Inilah sebabnya, mengapa Allah menyerahkan orang yang meragukan keesaan-Nya dan kebenaran para Rasul-Nya kepada akal sehat, dan memerintah manusia untuk mengandalkan akal sehatnya demi mengetahui kebenaran aturan syariat yang Allah sendiri menurunkannya kepada umat manusia. Hal ini terbukti betapa banyak ayat-ayat dalam Alquran yang diakhiri dengan kata-kata: Afalaa ta’qiluun (tidakkah kalian berakal?), Afalaa tatafakkaruun (tidakkah kalian berfikir?), atau kata-kata yang senada dengannya.
Jadi, akal itu adalah panutan bagi seluruh anggota tubuh manusia, sedangkan ajaran agama itu yang mengarahkan akal. Kalau tidak ada akal, maka agama tidak akan hidup. Sebaliknya, kalau bukan karena agama, niscaya akal menjadi bingung bahkan bisa mati.

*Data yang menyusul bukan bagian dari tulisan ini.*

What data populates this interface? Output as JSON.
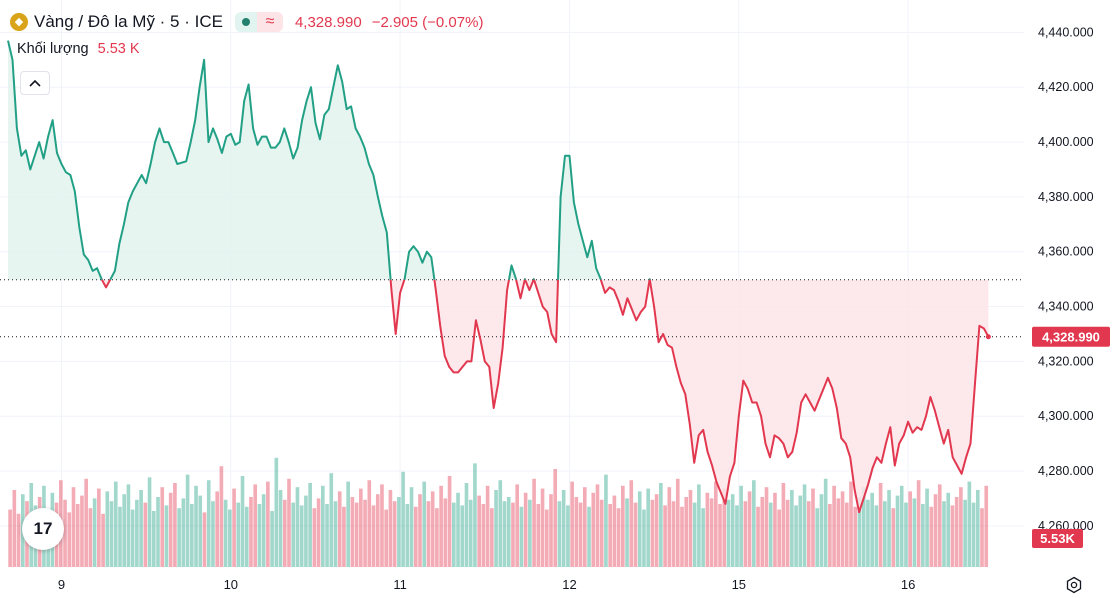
{
  "legend": {
    "symbol": "Vàng / Đô la Mỹ · 5 · ICE",
    "logo_icon": "gold-coin-icon",
    "status_icon": "market-status-dot-icon",
    "wave_symbol": "≈",
    "price": "4,328.990",
    "change": "−2.905 (−0.07%)"
  },
  "volume": {
    "label": "Khối lượng",
    "value": "5.53 K"
  },
  "price_tag": "4,328.990",
  "volume_tag": "5.53K",
  "tv_logo_text": "17",
  "colors": {
    "up": "#22a086",
    "down": "#e2384f",
    "up_fill": "#e3f3ee",
    "down_fill": "#fde4e7",
    "grid": "#f0f3fa",
    "axis_text": "#131722",
    "reference": "#131722"
  },
  "chart_data": {
    "type": "area",
    "y_axis": {
      "ticks": [
        "4,440.000",
        "4,420.000",
        "4,400.000",
        "4,380.000",
        "4,360.000",
        "4,340.000",
        "4,320.000",
        "4,300.000",
        "4,280.000",
        "4,260.000"
      ],
      "tick_values": [
        4440,
        4420,
        4400,
        4380,
        4360,
        4340,
        4320,
        4300,
        4280,
        4260
      ],
      "ylim": [
        4245,
        4450
      ]
    },
    "x_axis": {
      "labels": [
        "9",
        "10",
        "11",
        "12",
        "15",
        "16"
      ],
      "label_positions": [
        6,
        25,
        44,
        63,
        82,
        101
      ],
      "xlim": [
        0,
        114
      ]
    },
    "baseline": 4349.8,
    "current_price": 4328.99,
    "price_series": [
      [
        0,
        4437
      ],
      [
        0.5,
        4430
      ],
      [
        1,
        4405
      ],
      [
        1.5,
        4395
      ],
      [
        2,
        4397
      ],
      [
        2.5,
        4390
      ],
      [
        3,
        4395
      ],
      [
        3.5,
        4400
      ],
      [
        4,
        4394
      ],
      [
        4.5,
        4402
      ],
      [
        5,
        4408
      ],
      [
        5.5,
        4396
      ],
      [
        6,
        4392
      ],
      [
        6.5,
        4389
      ],
      [
        7,
        4388
      ],
      [
        7.5,
        4382
      ],
      [
        8,
        4369
      ],
      [
        8.5,
        4359
      ],
      [
        9,
        4357
      ],
      [
        9.5,
        4353
      ],
      [
        10,
        4354
      ],
      [
        10.5,
        4350
      ],
      [
        11,
        4347
      ],
      [
        12,
        4353
      ],
      [
        12.5,
        4363
      ],
      [
        13,
        4370
      ],
      [
        13.5,
        4378
      ],
      [
        14,
        4382
      ],
      [
        14.5,
        4385
      ],
      [
        15,
        4388
      ],
      [
        15.5,
        4385
      ],
      [
        16,
        4392
      ],
      [
        16.5,
        4400
      ],
      [
        17,
        4405
      ],
      [
        17.5,
        4400
      ],
      [
        18,
        4400
      ],
      [
        18.5,
        4396
      ],
      [
        19,
        4392
      ],
      [
        20,
        4393
      ],
      [
        20.5,
        4400
      ],
      [
        21,
        4408
      ],
      [
        21.5,
        4420
      ],
      [
        22,
        4430
      ],
      [
        22.5,
        4400
      ],
      [
        23,
        4405
      ],
      [
        23.5,
        4401
      ],
      [
        24,
        4396
      ],
      [
        24.5,
        4402
      ],
      [
        25,
        4403
      ],
      [
        25.5,
        4399
      ],
      [
        26,
        4400
      ],
      [
        26.5,
        4415
      ],
      [
        27,
        4421
      ],
      [
        27.5,
        4405
      ],
      [
        28,
        4399
      ],
      [
        28.5,
        4402
      ],
      [
        29,
        4402
      ],
      [
        29.5,
        4398
      ],
      [
        30,
        4398
      ],
      [
        30.5,
        4400
      ],
      [
        31,
        4405
      ],
      [
        31.5,
        4400
      ],
      [
        32,
        4394
      ],
      [
        32.5,
        4398
      ],
      [
        33,
        4408
      ],
      [
        33.5,
        4415
      ],
      [
        34,
        4420
      ],
      [
        34.5,
        4407
      ],
      [
        35,
        4401
      ],
      [
        35.5,
        4410
      ],
      [
        36,
        4412
      ],
      [
        36.5,
        4420
      ],
      [
        37,
        4428
      ],
      [
        37.5,
        4422
      ],
      [
        38,
        4412
      ],
      [
        38.5,
        4413
      ],
      [
        39,
        4405
      ],
      [
        39.5,
        4402
      ],
      [
        40,
        4398
      ],
      [
        40.5,
        4392
      ],
      [
        41,
        4388
      ],
      [
        41.5,
        4380
      ],
      [
        42,
        4373
      ],
      [
        42.5,
        4367
      ],
      [
        43,
        4347
      ],
      [
        43.5,
        4330
      ],
      [
        44,
        4345
      ],
      [
        44.5,
        4350
      ],
      [
        45,
        4360
      ],
      [
        45.5,
        4362
      ],
      [
        46,
        4360
      ],
      [
        46.5,
        4356
      ],
      [
        47,
        4360
      ],
      [
        47.5,
        4358
      ],
      [
        48,
        4346
      ],
      [
        48.5,
        4333
      ],
      [
        49,
        4322
      ],
      [
        49.5,
        4318
      ],
      [
        50,
        4316
      ],
      [
        50.5,
        4316
      ],
      [
        51,
        4318
      ],
      [
        51.5,
        4320
      ],
      [
        52,
        4320
      ],
      [
        52.5,
        4335
      ],
      [
        53,
        4328
      ],
      [
        53.5,
        4320
      ],
      [
        54,
        4318
      ],
      [
        54.5,
        4303
      ],
      [
        55,
        4312
      ],
      [
        55.5,
        4325
      ],
      [
        56,
        4346
      ],
      [
        56.5,
        4355
      ],
      [
        57,
        4350
      ],
      [
        57.5,
        4343
      ],
      [
        58,
        4350
      ],
      [
        58.5,
        4346
      ],
      [
        59,
        4350
      ],
      [
        59.5,
        4345
      ],
      [
        60,
        4340
      ],
      [
        60.5,
        4338
      ],
      [
        61,
        4330
      ],
      [
        61.5,
        4327
      ],
      [
        62,
        4380
      ],
      [
        62.5,
        4395
      ],
      [
        63,
        4395
      ],
      [
        63.5,
        4378
      ],
      [
        64,
        4370
      ],
      [
        64.5,
        4364
      ],
      [
        65,
        4358
      ],
      [
        65.5,
        4364
      ],
      [
        66,
        4354
      ],
      [
        66.5,
        4350
      ],
      [
        67,
        4345
      ],
      [
        67.5,
        4347
      ],
      [
        68,
        4346
      ],
      [
        68.5,
        4342
      ],
      [
        69,
        4337
      ],
      [
        69.5,
        4343
      ],
      [
        70,
        4339
      ],
      [
        70.5,
        4335
      ],
      [
        71,
        4338
      ],
      [
        71.5,
        4340
      ],
      [
        72,
        4350
      ],
      [
        72.5,
        4340
      ],
      [
        73,
        4327
      ],
      [
        73.5,
        4330
      ],
      [
        74,
        4326
      ],
      [
        74.5,
        4325
      ],
      [
        75,
        4318
      ],
      [
        75.5,
        4312
      ],
      [
        76,
        4308
      ],
      [
        76.5,
        4297
      ],
      [
        77,
        4283
      ],
      [
        77.5,
        4293
      ],
      [
        78,
        4295
      ],
      [
        78.5,
        4287
      ],
      [
        79,
        4282
      ],
      [
        79.5,
        4276
      ],
      [
        80,
        4272
      ],
      [
        80.5,
        4268
      ],
      [
        81,
        4278
      ],
      [
        81.5,
        4283
      ],
      [
        82,
        4300
      ],
      [
        82.5,
        4313
      ],
      [
        83,
        4310
      ],
      [
        83.5,
        4305
      ],
      [
        84,
        4305
      ],
      [
        84.5,
        4300
      ],
      [
        85,
        4290
      ],
      [
        85.5,
        4285
      ],
      [
        86,
        4293
      ],
      [
        86.5,
        4292
      ],
      [
        87,
        4290
      ],
      [
        87.5,
        4285
      ],
      [
        88,
        4287
      ],
      [
        88.5,
        4294
      ],
      [
        89,
        4305
      ],
      [
        89.5,
        4308
      ],
      [
        90,
        4305
      ],
      [
        90.5,
        4302
      ],
      [
        91,
        4306
      ],
      [
        91.5,
        4310
      ],
      [
        92,
        4314
      ],
      [
        92.5,
        4310
      ],
      [
        93,
        4303
      ],
      [
        93.5,
        4292
      ],
      [
        94,
        4290
      ],
      [
        94.5,
        4285
      ],
      [
        95,
        4273
      ],
      [
        95.5,
        4265
      ],
      [
        96,
        4270
      ],
      [
        96.5,
        4275
      ],
      [
        97,
        4281
      ],
      [
        97.5,
        4285
      ],
      [
        98,
        4283
      ],
      [
        98.5,
        4290
      ],
      [
        99,
        4296
      ],
      [
        99.5,
        4282
      ],
      [
        100,
        4290
      ],
      [
        100.5,
        4293
      ],
      [
        101,
        4298
      ],
      [
        101.5,
        4294
      ],
      [
        102,
        4296
      ],
      [
        102.5,
        4295
      ],
      [
        103,
        4300
      ],
      [
        103.5,
        4307
      ],
      [
        104,
        4302
      ],
      [
        104.5,
        4296
      ],
      [
        105,
        4290
      ],
      [
        105.5,
        4295
      ],
      [
        106,
        4285
      ],
      [
        106.5,
        4282
      ],
      [
        107,
        4279
      ],
      [
        107.5,
        4285
      ],
      [
        108,
        4290
      ],
      [
        108.5,
        4312
      ],
      [
        109,
        4333
      ],
      [
        109.5,
        4332
      ],
      [
        110,
        4329
      ]
    ],
    "volume_series": {
      "ylim": [
        0,
        100
      ],
      "values": [
        41,
        55,
        38,
        52,
        47,
        60,
        44,
        50,
        58,
        40,
        53,
        46,
        62,
        48,
        39,
        57,
        45,
        51,
        63,
        42,
        49,
        56,
        38,
        54,
        47,
        61,
        43,
        52,
        59,
        41,
        48,
        55,
        46,
        64,
        40,
        50,
        57,
        44,
        53,
        60,
        42,
        49,
        66,
        45,
        58,
        51,
        39,
        62,
        47,
        54,
        72,
        48,
        41,
        56,
        46,
        65,
        43,
        50,
        59,
        45,
        52,
        61,
        40,
        78,
        55,
        48,
        63,
        46,
        57,
        44,
        51,
        60,
        42,
        49,
        58,
        45,
        67,
        47,
        54,
        43,
        61,
        50,
        46,
        56,
        48,
        62,
        44,
        52,
        59,
        41,
        55,
        47,
        50,
        68,
        45,
        57,
        43,
        52,
        61,
        47,
        54,
        42,
        58,
        49,
        65,
        46,
        53,
        44,
        60,
        48,
        74,
        51,
        45,
        58,
        42,
        55,
        62,
        47,
        50,
        46,
        59,
        43,
        53,
        48,
        63,
        45,
        56,
        41,
        52,
        70,
        47,
        55,
        44,
        61,
        50,
        46,
        57,
        43,
        53,
        59,
        48,
        66,
        45,
        51,
        42,
        58,
        49,
        62,
        46,
        54,
        41,
        56,
        48,
        52,
        60,
        44,
        57,
        47,
        63,
        43,
        50,
        55,
        46,
        59,
        42,
        53,
        49,
        61,
        45,
        56,
        48,
        52,
        44,
        58,
        47,
        54,
        62,
        43,
        50,
        57,
        46,
        53,
        41,
        60,
        48,
        55,
        44,
        51,
        59,
        47,
        56,
        42,
        52,
        63,
        45,
        58,
        49,
        54,
        46,
        61,
        43,
        50,
        57,
        48,
        53,
        44,
        60,
        47,
        55,
        42,
        51,
        58,
        46,
        54,
        49,
        62,
        45,
        56,
        43,
        52,
        59,
        47,
        53,
        44,
        50,
        57,
        48,
        61,
        46,
        55,
        42,
        58
      ]
    }
  }
}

Berkumpulnya akal dengan agama adalah sebuah kesempurnaan pada diri seseorang, ibarat apa yang difirmankan oleh Allah SWT dalam Alquran, Nuurun ‘alaa nuur (cahaya di atas cahaya). Akal yang sehat ditopang oleh keimanan yang sempurna dalam beragama. Itulah kesempurnaan hakiki yang seharusnya diraih oleh setiap muslim demi kebahagian hidup di akhirat nanti.